The particle flow approach to calorimetry can provide unprecedented jet energy resolution at a future high energy collider, such as the International Linear Collider (ILC). However, the use of particle flow calorimetry at the proposed multi-TeV Compact Linear Collider (CLIC) poses a number of significant new challenges. At higher jet energies, detector occupancies increase, and it becomes increasingly difficult to resolve energy deposits from individual particles. The experimental conditions at CLIC are also significantly more challenging than those at previous electron–positron colliders, with increased levels of beam-induced backgrounds combined with a bunch spacing of only 0.5ns.
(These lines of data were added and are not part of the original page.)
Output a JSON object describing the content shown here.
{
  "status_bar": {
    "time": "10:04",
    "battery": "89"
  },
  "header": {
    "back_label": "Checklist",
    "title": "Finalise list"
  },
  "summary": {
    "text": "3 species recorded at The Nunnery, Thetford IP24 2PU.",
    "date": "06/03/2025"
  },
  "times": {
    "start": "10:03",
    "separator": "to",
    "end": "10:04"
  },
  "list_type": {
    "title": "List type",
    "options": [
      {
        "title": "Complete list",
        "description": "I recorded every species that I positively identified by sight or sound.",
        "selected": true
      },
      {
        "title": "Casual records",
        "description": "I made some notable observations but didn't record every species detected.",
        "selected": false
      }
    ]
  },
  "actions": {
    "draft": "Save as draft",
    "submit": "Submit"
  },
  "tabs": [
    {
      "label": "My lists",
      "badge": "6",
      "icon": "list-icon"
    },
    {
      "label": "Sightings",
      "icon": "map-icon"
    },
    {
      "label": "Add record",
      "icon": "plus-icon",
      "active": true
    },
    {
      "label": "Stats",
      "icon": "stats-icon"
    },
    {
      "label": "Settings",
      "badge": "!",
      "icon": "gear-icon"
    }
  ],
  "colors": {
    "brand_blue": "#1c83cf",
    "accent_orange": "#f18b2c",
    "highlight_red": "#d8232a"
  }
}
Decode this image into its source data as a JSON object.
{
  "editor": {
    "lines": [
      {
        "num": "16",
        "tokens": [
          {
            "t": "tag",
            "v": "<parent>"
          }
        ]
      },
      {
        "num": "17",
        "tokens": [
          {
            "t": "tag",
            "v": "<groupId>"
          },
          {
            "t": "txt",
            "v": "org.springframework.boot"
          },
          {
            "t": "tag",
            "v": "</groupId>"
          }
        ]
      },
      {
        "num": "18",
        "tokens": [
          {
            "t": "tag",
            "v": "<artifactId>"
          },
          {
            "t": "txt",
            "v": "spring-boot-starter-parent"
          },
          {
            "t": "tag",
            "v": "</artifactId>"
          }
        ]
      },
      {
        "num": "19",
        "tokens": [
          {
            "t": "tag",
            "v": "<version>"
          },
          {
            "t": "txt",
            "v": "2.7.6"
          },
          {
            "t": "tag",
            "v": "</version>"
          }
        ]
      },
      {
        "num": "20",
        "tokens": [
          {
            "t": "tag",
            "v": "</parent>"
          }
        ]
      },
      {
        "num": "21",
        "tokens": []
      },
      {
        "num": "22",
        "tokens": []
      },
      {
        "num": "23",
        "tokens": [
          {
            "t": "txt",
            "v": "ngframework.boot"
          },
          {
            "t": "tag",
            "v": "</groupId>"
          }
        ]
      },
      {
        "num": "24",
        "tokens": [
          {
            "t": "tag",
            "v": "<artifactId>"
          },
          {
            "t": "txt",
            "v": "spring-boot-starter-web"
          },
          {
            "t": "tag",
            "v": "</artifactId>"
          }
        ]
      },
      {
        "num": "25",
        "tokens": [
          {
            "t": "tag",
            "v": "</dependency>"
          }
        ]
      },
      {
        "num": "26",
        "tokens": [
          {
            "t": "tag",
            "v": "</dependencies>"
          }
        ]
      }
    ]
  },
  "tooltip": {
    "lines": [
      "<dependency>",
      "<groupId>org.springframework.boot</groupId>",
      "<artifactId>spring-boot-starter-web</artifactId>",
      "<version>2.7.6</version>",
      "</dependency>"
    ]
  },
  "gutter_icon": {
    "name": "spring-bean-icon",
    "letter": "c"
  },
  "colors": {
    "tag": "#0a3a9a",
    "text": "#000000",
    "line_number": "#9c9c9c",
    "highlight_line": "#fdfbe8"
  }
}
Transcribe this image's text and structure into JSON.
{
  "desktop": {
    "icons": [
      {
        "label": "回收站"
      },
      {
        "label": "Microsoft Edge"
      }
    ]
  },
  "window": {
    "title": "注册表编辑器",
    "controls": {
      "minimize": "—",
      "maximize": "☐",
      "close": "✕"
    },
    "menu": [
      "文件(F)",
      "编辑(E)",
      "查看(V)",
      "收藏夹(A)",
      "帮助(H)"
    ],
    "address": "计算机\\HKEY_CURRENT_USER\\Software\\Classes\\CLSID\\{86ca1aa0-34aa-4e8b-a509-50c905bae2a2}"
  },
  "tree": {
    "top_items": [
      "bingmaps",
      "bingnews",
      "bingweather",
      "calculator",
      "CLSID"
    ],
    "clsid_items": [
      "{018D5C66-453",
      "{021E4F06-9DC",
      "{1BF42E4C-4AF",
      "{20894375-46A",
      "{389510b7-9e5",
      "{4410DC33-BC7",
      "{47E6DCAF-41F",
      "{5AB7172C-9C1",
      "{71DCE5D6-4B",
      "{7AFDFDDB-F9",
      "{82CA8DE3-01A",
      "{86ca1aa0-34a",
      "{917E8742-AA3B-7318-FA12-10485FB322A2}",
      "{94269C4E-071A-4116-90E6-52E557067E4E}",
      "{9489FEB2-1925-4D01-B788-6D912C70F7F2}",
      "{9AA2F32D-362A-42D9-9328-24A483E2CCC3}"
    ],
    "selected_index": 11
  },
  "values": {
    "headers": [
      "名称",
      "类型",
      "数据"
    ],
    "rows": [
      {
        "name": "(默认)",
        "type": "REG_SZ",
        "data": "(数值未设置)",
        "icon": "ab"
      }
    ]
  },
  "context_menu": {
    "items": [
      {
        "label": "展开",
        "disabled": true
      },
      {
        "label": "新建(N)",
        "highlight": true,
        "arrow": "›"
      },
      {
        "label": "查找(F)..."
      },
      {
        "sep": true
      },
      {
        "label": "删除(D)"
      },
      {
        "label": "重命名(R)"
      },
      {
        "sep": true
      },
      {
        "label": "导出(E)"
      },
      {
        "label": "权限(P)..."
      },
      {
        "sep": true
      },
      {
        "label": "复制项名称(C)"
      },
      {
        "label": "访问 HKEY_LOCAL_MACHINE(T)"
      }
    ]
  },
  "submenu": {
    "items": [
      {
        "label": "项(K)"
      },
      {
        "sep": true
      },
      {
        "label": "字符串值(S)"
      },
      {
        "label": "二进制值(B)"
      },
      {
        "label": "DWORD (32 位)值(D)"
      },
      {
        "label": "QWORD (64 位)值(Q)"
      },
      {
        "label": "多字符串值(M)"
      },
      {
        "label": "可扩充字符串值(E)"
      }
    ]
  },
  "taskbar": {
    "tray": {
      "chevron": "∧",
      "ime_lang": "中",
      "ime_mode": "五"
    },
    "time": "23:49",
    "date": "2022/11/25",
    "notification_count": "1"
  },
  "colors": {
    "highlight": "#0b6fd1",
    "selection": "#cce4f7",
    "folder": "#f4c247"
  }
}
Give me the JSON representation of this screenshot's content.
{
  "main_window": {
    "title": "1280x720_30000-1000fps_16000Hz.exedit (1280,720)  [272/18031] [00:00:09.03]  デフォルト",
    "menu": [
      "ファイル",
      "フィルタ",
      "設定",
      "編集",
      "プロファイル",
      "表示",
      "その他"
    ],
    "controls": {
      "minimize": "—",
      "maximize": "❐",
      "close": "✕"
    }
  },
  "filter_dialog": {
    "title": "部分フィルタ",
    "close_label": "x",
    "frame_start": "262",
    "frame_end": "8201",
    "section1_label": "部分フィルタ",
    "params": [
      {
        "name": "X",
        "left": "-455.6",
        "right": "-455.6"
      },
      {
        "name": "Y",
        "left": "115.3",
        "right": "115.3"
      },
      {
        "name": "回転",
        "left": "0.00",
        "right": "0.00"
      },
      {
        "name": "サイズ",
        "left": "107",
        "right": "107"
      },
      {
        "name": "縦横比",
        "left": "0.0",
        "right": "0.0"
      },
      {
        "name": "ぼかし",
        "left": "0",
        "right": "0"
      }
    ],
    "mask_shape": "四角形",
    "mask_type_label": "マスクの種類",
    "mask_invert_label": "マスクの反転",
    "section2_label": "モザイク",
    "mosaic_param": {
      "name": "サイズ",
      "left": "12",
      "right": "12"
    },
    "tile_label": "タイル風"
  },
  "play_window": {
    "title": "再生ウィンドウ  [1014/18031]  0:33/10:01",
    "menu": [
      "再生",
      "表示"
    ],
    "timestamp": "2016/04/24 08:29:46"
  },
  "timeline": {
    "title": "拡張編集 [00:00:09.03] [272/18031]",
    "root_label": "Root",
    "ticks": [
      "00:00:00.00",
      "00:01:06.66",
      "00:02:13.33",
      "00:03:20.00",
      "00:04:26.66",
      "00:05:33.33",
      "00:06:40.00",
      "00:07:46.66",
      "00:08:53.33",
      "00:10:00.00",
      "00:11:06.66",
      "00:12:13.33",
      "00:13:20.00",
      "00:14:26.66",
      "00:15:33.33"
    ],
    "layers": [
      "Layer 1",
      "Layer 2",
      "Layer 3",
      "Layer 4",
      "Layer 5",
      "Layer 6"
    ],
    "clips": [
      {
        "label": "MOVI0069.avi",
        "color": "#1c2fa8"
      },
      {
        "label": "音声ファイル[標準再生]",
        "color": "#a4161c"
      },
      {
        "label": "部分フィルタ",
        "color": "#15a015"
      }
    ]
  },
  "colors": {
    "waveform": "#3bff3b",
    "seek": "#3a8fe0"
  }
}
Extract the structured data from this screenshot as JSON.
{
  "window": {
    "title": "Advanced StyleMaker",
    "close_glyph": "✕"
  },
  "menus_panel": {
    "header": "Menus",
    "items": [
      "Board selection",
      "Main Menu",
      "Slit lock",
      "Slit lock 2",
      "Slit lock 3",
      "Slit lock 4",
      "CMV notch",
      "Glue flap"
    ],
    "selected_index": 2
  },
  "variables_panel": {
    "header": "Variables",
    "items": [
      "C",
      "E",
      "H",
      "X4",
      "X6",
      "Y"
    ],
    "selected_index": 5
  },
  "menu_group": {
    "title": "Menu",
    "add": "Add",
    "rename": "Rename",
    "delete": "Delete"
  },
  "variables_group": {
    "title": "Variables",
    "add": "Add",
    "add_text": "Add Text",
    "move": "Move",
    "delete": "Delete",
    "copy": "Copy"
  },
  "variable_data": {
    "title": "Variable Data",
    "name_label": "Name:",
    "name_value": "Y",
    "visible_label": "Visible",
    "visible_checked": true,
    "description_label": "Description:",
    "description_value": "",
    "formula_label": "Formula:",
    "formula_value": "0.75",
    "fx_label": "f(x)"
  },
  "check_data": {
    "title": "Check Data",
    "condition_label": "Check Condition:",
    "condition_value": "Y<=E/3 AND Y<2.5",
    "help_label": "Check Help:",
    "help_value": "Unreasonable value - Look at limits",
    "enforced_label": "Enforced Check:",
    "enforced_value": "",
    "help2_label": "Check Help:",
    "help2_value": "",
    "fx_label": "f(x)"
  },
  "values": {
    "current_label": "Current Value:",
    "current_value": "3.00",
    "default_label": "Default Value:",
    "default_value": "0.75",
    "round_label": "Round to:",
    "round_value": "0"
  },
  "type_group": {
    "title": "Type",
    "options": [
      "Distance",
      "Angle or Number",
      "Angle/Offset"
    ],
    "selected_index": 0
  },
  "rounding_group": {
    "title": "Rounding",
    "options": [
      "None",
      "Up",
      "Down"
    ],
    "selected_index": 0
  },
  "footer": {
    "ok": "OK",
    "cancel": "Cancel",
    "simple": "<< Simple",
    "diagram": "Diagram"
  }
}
This paper describes the modifications made to the PandoraPFA particle flow algorithm to improve the jet energy reconstruction for jet energies above 250GeV. It then introduces a combination of timing and pT cuts that can be applied to reconstructed particles in order to significantly reduce the background. A systematic study is performed to understand the dependence of the jet energy resolution on the jet energy and angle, and the physics performance is assessed via a study of the energy and mass resolution of W and Z particles in the presence of background at CLIC. Finally, the missing transverse momentum resolution is presented, and the fake missing momentum is quantified. The results presented in this paper demonstrate that high granularity particle flow calorimetry leads to a robust and high resolution reconstruction of jet energies and di-jet masses at CLIC.